Black Democrats are urging Joe Biden to resist growing pressure from the left to impose an anti-Wall Street purity test on his hiring decisions if elected, warning that it threatens the party’s desire to boost diversity in powerful executive branch posts https://t.co/xtzKhWOlGH— POLITICO (@politico) September 7, 2020
The debate over whether corporate insiders should be in the mix for Cabinet positions is shaping up to be a major point of tension within the party.
By ZACHARY WARMBRODT
09/07/2020 07:00 AM EDT
Black Democrats are urging Joe Biden to resist growing pressure from the left to impose an anti-Wall Street purity test on his hiring decisions if elected, warning that it threatens the party’s desire to boost diversity in powerful executive branch posts.
Progressives have been calling on Biden to take a hard line in filling out his Cabinet, with groups such as Justice Democrats and Sunrise Movement demanding that he pledge to appoint “zero” current or former Wall Street executives or corporate lobbyists to his administration.
But Black Democrats on Capitol Hill and on K Street say that’s in direct conflict with the party’s overarching diversity goals and would keep many people of color, including those with ties to the financial world, from ascending to key positions long dominated by white males….
Black business leaders that Democrats have floated for potential Biden Cabinet positions include Roger Ferguson, the CEO of financial services giant TIAA and a onetime vice chair of the Federal Reserve, as well as John Rogers and Mellody Hobson [Mrs. George Lucas], the co-CEOs of Ariel Investments.
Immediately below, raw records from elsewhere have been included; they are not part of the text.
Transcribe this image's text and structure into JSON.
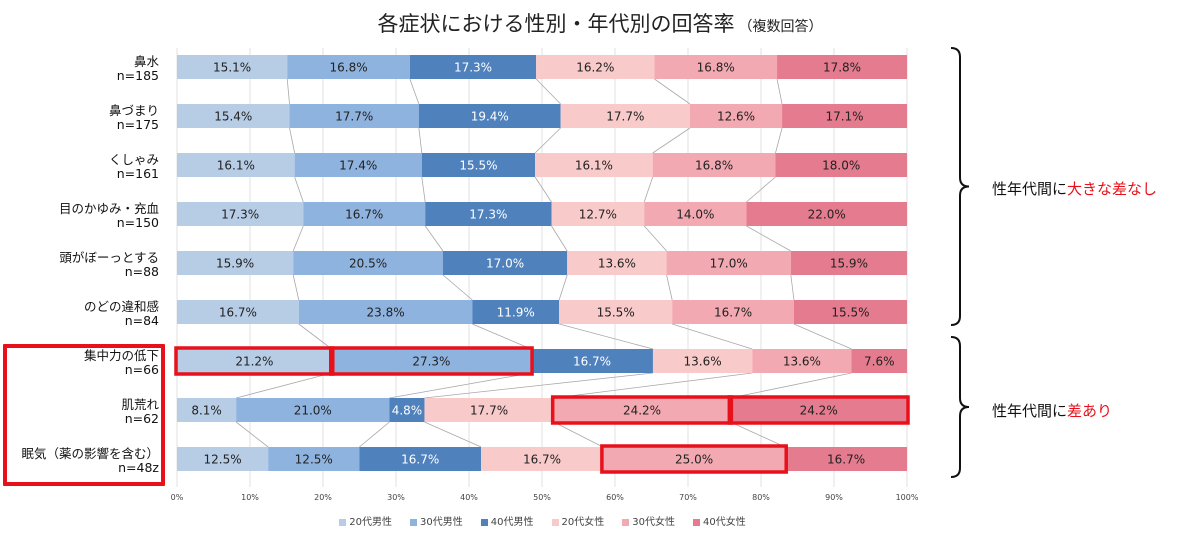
{
  "title": "各症状における性別・年代別の回答率",
  "subtitle": "（複数回答）",
  "colors": [
    "#b7cde6",
    "#8fb3df",
    "#4f81bd",
    "#f8caca",
    "#f3a9b1",
    "#e57b8e"
  ],
  "highlight_color": "#e8111b",
  "annotations": [
    {
      "prefix": "性年代間に",
      "highlight": "大きな差なし"
    },
    {
      "prefix": "性年代間に",
      "highlight": "差あり"
    }
  ],
  "chart_data": {
    "type": "bar",
    "orientation": "horizontal",
    "stacked": true,
    "xlim": [
      0,
      100
    ],
    "xticks": [
      "0%",
      "10%",
      "20%",
      "30%",
      "40%",
      "50%",
      "60%",
      "70%",
      "80%",
      "90%",
      "100%"
    ],
    "categories": [
      {
        "name": "鼻水",
        "n": "n=185"
      },
      {
        "name": "鼻づまり",
        "n": "n=175"
      },
      {
        "name": "くしゃみ",
        "n": "n=161"
      },
      {
        "name": "目のかゆみ・充血",
        "n": "n=150"
      },
      {
        "name": "頭がぼーっとする",
        "n": "n=88"
      },
      {
        "name": "のどの違和感",
        "n": "n=84"
      },
      {
        "name": "集中力の低下",
        "n": "n=66"
      },
      {
        "name": "肌荒れ",
        "n": "n=62"
      },
      {
        "name": "眠気（薬の影響を含む）",
        "n": "n=48z"
      }
    ],
    "series": [
      {
        "name": "20代男性",
        "values": [
          15.1,
          15.4,
          16.1,
          17.3,
          15.9,
          16.7,
          21.2,
          8.1,
          12.5
        ],
        "labels": [
          "15.1%",
          "15.4%",
          "16.1%",
          "17.3%",
          "15.9%",
          "16.7%",
          "21.2%",
          "8.1%",
          "12.5%"
        ]
      },
      {
        "name": "30代男性",
        "values": [
          16.8,
          17.7,
          17.4,
          16.7,
          20.5,
          23.8,
          27.3,
          21.0,
          12.5
        ],
        "labels": [
          "16.8%",
          "17.7%",
          "17.4%",
          "16.7%",
          "20.5%",
          "23.8%",
          "27.3%",
          "21.0%",
          "12.5%"
        ]
      },
      {
        "name": "40代男性",
        "values": [
          17.3,
          19.4,
          15.5,
          17.3,
          17.0,
          11.9,
          16.7,
          4.8,
          16.7
        ],
        "labels": [
          "17.3%",
          "19.4%",
          "15.5%",
          "17.3%",
          "17.0%",
          "11.9%",
          "16.7%",
          "4.8%",
          "16.7%"
        ]
      },
      {
        "name": "20代女性",
        "values": [
          16.2,
          17.7,
          16.1,
          12.7,
          13.6,
          15.5,
          13.6,
          17.7,
          16.7
        ],
        "labels": [
          "16.2%",
          "17.7%",
          "16.1%",
          "12.7%",
          "13.6%",
          "15.5%",
          "13.6%",
          "17.7%",
          "16.7%"
        ]
      },
      {
        "name": "30代女性",
        "values": [
          16.8,
          12.6,
          16.8,
          14.0,
          17.0,
          16.7,
          13.6,
          24.2,
          25.0
        ],
        "labels": [
          "16.8%",
          "12.6%",
          "16.8%",
          "14.0%",
          "17.0%",
          "16.7%",
          "13.6%",
          "24.2%",
          "25.0%"
        ]
      },
      {
        "name": "40代女性",
        "values": [
          17.8,
          17.1,
          18.0,
          22.0,
          15.9,
          15.5,
          7.6,
          24.2,
          16.7
        ],
        "labels": [
          "17.8%",
          "17.1%",
          "18.0%",
          "22.0%",
          "15.9%",
          "15.5%",
          "7.6%",
          "24.2%",
          "16.7%"
        ]
      }
    ],
    "highlighted_segments": [
      [
        6,
        0
      ],
      [
        6,
        1
      ],
      [
        7,
        4
      ],
      [
        7,
        5
      ],
      [
        8,
        4
      ]
    ],
    "legend_position": "bottom"
  }
}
These are not unimpressive individuals. Rogers is from the Very Talented Tenth of One Percent: his mother was a cabinet undersecretary in two Republican presidential administrations. He has close ties to the Obamas because he and Michelle’s big brother Craig were teammates on the Princeton basketball team. I can recall reading an interview with Rogers about 30 years ago in Chicago Business about the investment strategy of the fund he started with family money and thinking he sounded sensible and realistic. Here’s the highlight of Rogers’ entire life—the Spike Lee-sized rich guy defeating Michael Jordan one-on-one at Jordan’s fantasy basketball camp for zillionaires:
More generally, a fat and happy financial sector is one that can afford to offer a lot of affirmative action jobs to elite blacks.